[This image comes from Westminister Presbyterian Church in Minneapolis, MN. I have always loved their full balcony in the round.]
Yesterday, I encountered a beautiful quote in a meme that was being passed around. Take this in and know that it’s true for you:
“Suddenly, all my ancestors are behind me.
‘Be still,’ they say.
‘Watch and listen.
You are the result of the love of thousands.'”
I love those sacred words from author Linda Hogan. They’re certainly beautiful and worthy of being shared.
It’s also true. We are the result of the love of thousands — each one of us. We are connected to our biological ancestors, and we are connected to a host of individuals who have formed us over time. As Fred Rogers used to say, these people have “loved us into being.” We could also say that they have particularlized us — that is, they have made us more specifically who we are simply and powerfully because they lived and loved.

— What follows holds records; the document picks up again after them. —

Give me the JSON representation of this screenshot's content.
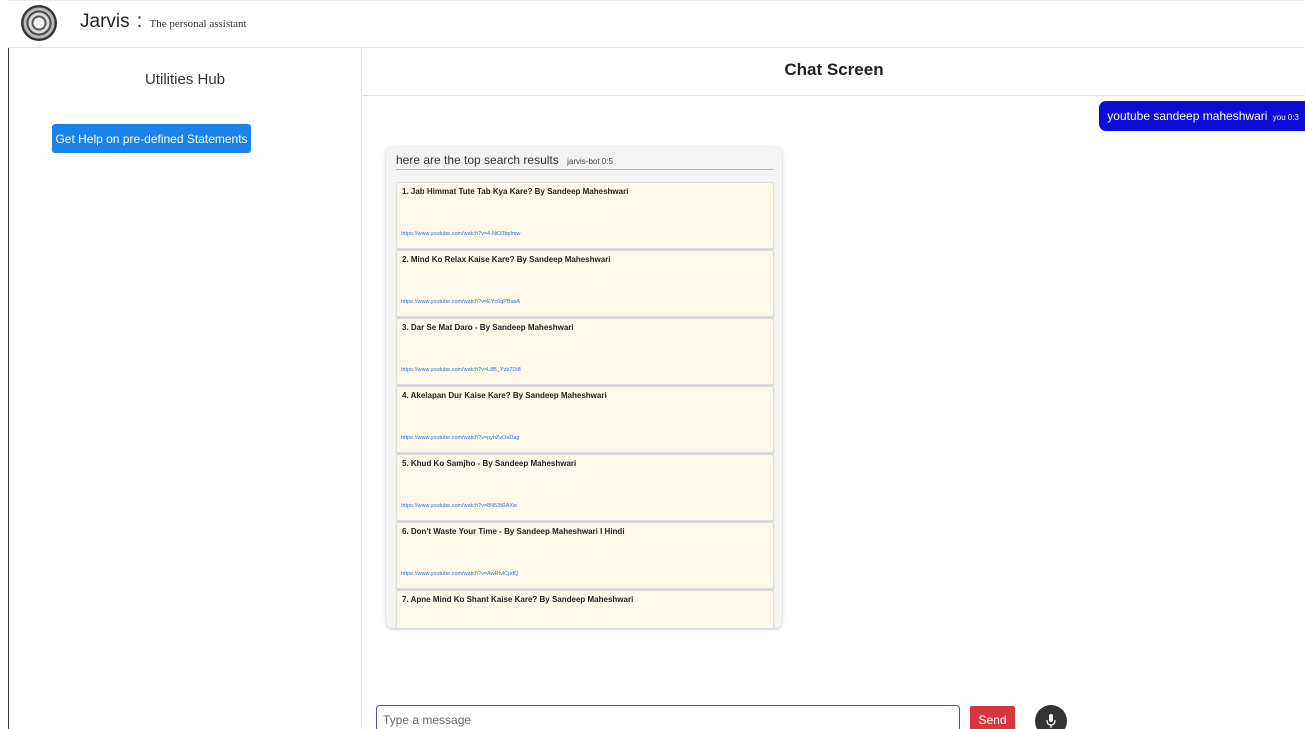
{
  "header": {
    "app_name": "Jarvis",
    "separator": ":",
    "subtitle": "The personal assistant"
  },
  "sidebar": {
    "title": "Utilities Hub",
    "help_button": "Get Help on pre-defined Statements"
  },
  "chat": {
    "title": "Chat Screen",
    "user_message": {
      "text": "youtube sandeep maheshwari",
      "meta": "you 0:3"
    },
    "bot_message": {
      "text": "here are the top search results",
      "meta": "jarvis-bot 0:5"
    },
    "results": [
      {
        "title": "1. Jab Himmat Tute Tab Kya Kare? By Sandeep Maheshwari",
        "url": "https://www.youtube.com/watch?v=4-NiO3bplmw"
      },
      {
        "title": "2. Mind Ko Relax Kaise Kare? By Sandeep Maheshwari",
        "url": "https://www.youtube.com/watch?v=EYc6qPBasA"
      },
      {
        "title": "3. Dar Se Mat Daro - By Sandeep Maheshwari",
        "url": "https://www.youtube.com/watch?v=L8B_Yzb7Di8"
      },
      {
        "title": "4. Akelapan Dur Kaise Kare? By Sandeep Maheshwari",
        "url": "https://www.youtube.com/watch?v=pyhZvOaDag"
      },
      {
        "title": "5. Khud Ko Samjho - By Sandeep Maheshwari",
        "url": "https://www.youtube.com/watch?v=8N53tRAXw"
      },
      {
        "title": "6. Don't Waste Your Time - By Sandeep Maheshwari I Hindi",
        "url": "https://www.youtube.com/watch?v=AwRtvlCpdQ"
      },
      {
        "title": "7. Apne Mind Ko Shant Kaise Kare? By Sandeep Maheshwari",
        "url": ""
      }
    ]
  },
  "composer": {
    "placeholder": "Type a message",
    "send_label": "Send",
    "mic_icon": "microphone-icon"
  },
  "colors": {
    "help_button": "#1a82e8",
    "user_bubble": "#0d0dd9",
    "send_button": "#d6373c",
    "result_card": "#fcf8ea"
  }
}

David Roth was my pastor growing up, and he was deeply influential upon my life. On a number of occasions, I remember him using the language of ‘Balcony People’ to talk about those who have gone before us in this way. That term comes from Balcony People, a book by Joyce Landorf Heatherly. She discusses the importance of being in relationship with people who encourage and affirm us. David often extended this term to talk about the Communion of Saints, and he himself is one my many Balcony People.
Yesterday was All Saints Day. On that day each year, I always think about a particular memory concerning David. It took place more than a year after he died.
Believe it or not, my car still plays cassette tapes (yes, I know. . . ) On a particular day in April 2010, I was driving around Austin, Texas, and I decided to listen to one of David Roth’s sermon tapes.
It was the last sermon he gave at my home church, and it took place on the day he retired. In the middle of this sermon, he began to talk about his Balcony People and named a litany of individuals and communities which had shaped his life in the Church. At one point, he said,
“They all participated in giving me birth, as there are people here who even now, participate in giving all of us birth, re-birth. . . Christ has told us that wherever we are, even if we think we’re all alone, as the Apostle Paul at times felt all alone, we are surrounded by so Great a Cloud of Witnesses. I never come to this communion table — never! — without feeling surrounded by the ‘Balcony People.'”
As you can imagine, it moved me so deeply to hear David Roth speak these words in his own voice after we had painfully lost him to a cancer diagnosis. Even beyond death, he still speaks. He is a Balcony Person for sure. Quite intentionally, I think of him and my other Balcony People every time I come to that communion table.
So consider your Balcony today.
- Who has loved you into being?
- Who still speaks?
- Who cheers you on with encouragement – perhaps beyond you in time, yet so near to you in the present?